We realized these intuitions are not fully explicit in the current paper, and we appreciate the reviewer for highlighting this point. We will further polish and incorporate this discussion in the revised paper. We hope this reply helps and would be happy to hear your further thoughts.
This paper develops a theoretical framework for understanding mask-based pretraining through the lens of high-dimensional ridgeless linear regression, offering new insights into when and why masked autoencoding is effective and how optimal mask ratios depend on data and model size. Guided by this analysis, the authors introduce R2MAE (Randomly Random Mask AutoEncoding), a simple scheme that samples masking ratios uniformly during training. Applied to DNA sequence and single-cell gene expression tasks, the new method achieves SOTA or improved performance over standard masking strategies, demonstrating the value of their theoretically derived method.

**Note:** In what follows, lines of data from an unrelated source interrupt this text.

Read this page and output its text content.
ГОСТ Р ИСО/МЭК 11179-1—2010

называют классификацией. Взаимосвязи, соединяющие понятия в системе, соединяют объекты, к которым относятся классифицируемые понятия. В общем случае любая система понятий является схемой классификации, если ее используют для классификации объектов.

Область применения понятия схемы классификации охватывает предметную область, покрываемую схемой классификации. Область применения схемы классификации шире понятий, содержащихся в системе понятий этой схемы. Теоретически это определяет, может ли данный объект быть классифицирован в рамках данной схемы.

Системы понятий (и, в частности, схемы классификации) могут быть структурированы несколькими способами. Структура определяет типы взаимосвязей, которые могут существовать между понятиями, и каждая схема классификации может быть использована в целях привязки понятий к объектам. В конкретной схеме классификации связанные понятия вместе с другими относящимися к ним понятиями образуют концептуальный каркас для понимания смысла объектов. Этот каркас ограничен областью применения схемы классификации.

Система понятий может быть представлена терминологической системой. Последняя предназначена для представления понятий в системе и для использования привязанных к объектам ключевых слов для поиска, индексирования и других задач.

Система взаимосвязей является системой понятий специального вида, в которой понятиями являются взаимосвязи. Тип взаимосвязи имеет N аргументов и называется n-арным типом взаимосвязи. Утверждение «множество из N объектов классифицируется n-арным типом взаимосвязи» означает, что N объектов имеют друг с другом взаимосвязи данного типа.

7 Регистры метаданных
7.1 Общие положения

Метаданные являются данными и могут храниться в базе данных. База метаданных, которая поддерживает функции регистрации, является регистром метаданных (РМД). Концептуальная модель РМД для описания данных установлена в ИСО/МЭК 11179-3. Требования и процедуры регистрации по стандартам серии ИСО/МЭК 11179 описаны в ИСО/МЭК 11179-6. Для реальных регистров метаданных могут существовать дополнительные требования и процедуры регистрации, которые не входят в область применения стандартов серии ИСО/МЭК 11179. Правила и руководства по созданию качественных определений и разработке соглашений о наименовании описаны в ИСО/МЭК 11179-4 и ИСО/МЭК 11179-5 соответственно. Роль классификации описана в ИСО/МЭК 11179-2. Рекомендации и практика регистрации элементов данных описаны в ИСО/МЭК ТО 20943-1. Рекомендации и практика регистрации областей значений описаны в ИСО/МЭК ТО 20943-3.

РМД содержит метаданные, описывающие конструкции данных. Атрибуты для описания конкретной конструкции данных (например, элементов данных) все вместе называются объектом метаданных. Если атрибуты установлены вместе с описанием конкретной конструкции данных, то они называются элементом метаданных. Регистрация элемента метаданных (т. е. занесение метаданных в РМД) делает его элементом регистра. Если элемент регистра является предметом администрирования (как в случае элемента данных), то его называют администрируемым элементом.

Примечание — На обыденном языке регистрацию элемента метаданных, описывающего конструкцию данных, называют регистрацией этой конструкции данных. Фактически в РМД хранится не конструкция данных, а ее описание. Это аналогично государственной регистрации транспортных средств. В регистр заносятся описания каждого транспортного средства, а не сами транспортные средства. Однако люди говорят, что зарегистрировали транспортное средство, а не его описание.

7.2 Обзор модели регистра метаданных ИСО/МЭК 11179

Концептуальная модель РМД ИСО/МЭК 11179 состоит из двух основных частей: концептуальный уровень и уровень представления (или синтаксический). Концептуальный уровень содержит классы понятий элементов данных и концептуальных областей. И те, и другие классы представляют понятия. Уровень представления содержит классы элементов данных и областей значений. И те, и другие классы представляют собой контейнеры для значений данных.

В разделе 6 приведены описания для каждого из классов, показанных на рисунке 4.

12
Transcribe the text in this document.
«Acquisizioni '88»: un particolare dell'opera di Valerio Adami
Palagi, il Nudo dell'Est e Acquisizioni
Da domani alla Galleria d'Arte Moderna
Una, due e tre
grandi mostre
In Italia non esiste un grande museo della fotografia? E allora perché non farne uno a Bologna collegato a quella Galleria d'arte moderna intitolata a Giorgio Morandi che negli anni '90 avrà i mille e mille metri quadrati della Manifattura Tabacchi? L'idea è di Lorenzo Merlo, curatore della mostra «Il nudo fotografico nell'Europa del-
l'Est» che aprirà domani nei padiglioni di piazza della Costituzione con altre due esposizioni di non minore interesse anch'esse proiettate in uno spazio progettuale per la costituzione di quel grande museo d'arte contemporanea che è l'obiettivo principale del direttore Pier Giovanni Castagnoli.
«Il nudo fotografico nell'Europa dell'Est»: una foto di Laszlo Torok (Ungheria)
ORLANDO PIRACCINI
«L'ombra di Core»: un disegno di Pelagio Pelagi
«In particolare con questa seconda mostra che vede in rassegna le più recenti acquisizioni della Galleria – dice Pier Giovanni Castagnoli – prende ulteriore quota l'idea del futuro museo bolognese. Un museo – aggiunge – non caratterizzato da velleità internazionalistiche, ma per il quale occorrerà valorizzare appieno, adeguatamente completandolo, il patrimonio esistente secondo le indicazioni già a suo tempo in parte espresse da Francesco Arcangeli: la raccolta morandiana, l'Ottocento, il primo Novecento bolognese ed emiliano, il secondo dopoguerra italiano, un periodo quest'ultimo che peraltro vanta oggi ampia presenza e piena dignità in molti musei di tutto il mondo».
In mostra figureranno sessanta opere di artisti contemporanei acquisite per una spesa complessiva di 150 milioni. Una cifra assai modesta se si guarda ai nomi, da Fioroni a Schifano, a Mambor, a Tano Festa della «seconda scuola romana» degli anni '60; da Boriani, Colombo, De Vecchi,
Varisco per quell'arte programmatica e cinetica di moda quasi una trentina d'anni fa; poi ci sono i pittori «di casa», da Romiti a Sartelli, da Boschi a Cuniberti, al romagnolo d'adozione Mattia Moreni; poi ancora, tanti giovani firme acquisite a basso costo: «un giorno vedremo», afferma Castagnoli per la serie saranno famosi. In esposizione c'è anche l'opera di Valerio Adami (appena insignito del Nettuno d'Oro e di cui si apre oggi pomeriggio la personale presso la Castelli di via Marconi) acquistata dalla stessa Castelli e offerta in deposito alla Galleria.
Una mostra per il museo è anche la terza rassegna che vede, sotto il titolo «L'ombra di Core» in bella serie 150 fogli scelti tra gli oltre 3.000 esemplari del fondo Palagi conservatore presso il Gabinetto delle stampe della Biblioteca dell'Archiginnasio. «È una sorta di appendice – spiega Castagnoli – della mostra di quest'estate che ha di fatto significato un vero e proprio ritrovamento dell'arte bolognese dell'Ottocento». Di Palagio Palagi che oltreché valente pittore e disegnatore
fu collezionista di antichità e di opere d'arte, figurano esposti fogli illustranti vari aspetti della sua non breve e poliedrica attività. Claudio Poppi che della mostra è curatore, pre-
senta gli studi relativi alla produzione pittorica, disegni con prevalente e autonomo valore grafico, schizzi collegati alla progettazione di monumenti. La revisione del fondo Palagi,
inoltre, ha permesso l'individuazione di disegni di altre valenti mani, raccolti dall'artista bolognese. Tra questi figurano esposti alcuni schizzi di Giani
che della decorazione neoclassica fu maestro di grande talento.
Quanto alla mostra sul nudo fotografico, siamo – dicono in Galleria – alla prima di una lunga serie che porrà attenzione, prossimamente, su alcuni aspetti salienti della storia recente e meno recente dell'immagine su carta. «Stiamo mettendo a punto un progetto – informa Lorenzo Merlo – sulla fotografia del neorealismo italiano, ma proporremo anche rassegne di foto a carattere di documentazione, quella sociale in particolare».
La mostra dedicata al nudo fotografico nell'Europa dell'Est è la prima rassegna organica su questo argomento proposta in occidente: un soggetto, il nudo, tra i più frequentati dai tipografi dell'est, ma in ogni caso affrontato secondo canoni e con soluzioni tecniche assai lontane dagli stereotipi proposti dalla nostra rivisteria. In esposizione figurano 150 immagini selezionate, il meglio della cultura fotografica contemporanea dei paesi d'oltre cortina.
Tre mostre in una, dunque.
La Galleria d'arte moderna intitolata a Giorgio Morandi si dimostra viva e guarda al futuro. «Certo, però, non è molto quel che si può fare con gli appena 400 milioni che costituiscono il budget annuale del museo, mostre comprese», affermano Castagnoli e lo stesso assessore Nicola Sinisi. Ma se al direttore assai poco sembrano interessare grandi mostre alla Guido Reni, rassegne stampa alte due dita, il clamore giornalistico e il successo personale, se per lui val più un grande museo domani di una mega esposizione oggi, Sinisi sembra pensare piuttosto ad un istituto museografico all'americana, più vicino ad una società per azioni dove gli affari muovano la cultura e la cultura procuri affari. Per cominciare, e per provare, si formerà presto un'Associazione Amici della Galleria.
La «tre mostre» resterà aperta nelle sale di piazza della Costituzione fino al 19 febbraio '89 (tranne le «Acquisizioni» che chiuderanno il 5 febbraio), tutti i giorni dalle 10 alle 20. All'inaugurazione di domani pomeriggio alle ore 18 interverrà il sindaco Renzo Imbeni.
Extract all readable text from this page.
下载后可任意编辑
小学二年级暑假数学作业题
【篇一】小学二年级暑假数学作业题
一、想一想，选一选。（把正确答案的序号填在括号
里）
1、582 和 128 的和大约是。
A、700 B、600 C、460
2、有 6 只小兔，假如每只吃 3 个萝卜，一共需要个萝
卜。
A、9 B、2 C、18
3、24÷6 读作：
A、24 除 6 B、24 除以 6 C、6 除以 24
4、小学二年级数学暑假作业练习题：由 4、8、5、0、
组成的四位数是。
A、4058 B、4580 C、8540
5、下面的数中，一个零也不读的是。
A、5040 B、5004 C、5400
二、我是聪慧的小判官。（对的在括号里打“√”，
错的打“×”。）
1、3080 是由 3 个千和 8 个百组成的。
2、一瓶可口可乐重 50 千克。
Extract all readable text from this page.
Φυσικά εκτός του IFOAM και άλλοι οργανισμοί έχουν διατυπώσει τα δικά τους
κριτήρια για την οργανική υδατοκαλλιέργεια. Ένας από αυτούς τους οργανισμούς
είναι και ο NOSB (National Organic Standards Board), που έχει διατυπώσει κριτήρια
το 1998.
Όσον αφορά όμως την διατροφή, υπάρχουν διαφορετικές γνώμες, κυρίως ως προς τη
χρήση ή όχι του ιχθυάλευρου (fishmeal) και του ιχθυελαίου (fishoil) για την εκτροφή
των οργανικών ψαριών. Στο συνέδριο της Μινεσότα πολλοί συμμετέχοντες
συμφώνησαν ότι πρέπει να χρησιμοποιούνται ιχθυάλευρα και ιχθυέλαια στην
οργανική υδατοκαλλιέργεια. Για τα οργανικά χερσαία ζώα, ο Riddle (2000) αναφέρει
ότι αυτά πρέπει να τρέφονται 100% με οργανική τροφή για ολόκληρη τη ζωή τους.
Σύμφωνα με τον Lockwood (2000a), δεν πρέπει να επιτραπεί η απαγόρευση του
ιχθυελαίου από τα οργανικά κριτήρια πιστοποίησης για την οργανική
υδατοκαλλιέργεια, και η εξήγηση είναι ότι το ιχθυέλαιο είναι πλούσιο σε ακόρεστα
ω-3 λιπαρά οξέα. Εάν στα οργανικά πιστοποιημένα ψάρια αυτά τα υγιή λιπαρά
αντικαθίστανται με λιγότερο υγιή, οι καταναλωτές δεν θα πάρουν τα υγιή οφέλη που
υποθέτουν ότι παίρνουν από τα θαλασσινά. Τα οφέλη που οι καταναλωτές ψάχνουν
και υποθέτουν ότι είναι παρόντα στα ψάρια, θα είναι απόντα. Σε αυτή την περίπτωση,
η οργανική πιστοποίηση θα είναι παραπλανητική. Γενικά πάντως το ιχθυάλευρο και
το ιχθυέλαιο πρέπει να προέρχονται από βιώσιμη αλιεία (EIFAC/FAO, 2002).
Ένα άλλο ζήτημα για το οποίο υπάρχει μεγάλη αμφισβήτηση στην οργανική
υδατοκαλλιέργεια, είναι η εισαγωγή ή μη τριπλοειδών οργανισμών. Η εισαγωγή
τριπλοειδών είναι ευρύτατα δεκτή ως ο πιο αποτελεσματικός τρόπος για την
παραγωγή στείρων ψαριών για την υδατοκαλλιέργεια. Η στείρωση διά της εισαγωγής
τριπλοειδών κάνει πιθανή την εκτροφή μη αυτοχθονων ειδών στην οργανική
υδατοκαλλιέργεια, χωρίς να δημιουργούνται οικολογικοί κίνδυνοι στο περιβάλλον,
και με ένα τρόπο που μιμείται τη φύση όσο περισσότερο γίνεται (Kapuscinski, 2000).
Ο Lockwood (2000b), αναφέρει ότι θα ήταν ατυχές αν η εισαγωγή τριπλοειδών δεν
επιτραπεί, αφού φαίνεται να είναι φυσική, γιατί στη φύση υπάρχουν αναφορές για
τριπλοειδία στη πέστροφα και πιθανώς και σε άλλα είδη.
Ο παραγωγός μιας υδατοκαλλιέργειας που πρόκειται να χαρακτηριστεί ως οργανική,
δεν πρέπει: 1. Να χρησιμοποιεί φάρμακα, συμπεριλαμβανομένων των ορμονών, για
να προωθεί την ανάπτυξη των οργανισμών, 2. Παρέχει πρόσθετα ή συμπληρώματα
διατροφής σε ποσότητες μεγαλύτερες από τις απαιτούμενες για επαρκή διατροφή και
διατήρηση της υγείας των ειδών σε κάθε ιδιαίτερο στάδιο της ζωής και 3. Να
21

The reviewers generally acknowledged the importance of the work in contributing a theoretical foundation about why and how masked autoencoding works. This by itself is an important contribution. Furthermore, the reviewers appreciated the presented, wide-range empirical validation of predictions from this theoretical work for a diverse set of network architectures. This full range approach in addressing an open scientific question in ML is impressive. Some concerns were raised over some of the linear and other approximations made in the analysis, as well as about the range of application presented in the original submission. The authors well addressed the latter by showing new empirical validation over a wide range of additional datasets that were all favorable for the new method. Inclusion of these results and some refinements on the clarity of the writing will turn this paper into a valuable contribution for the NeurIPS community.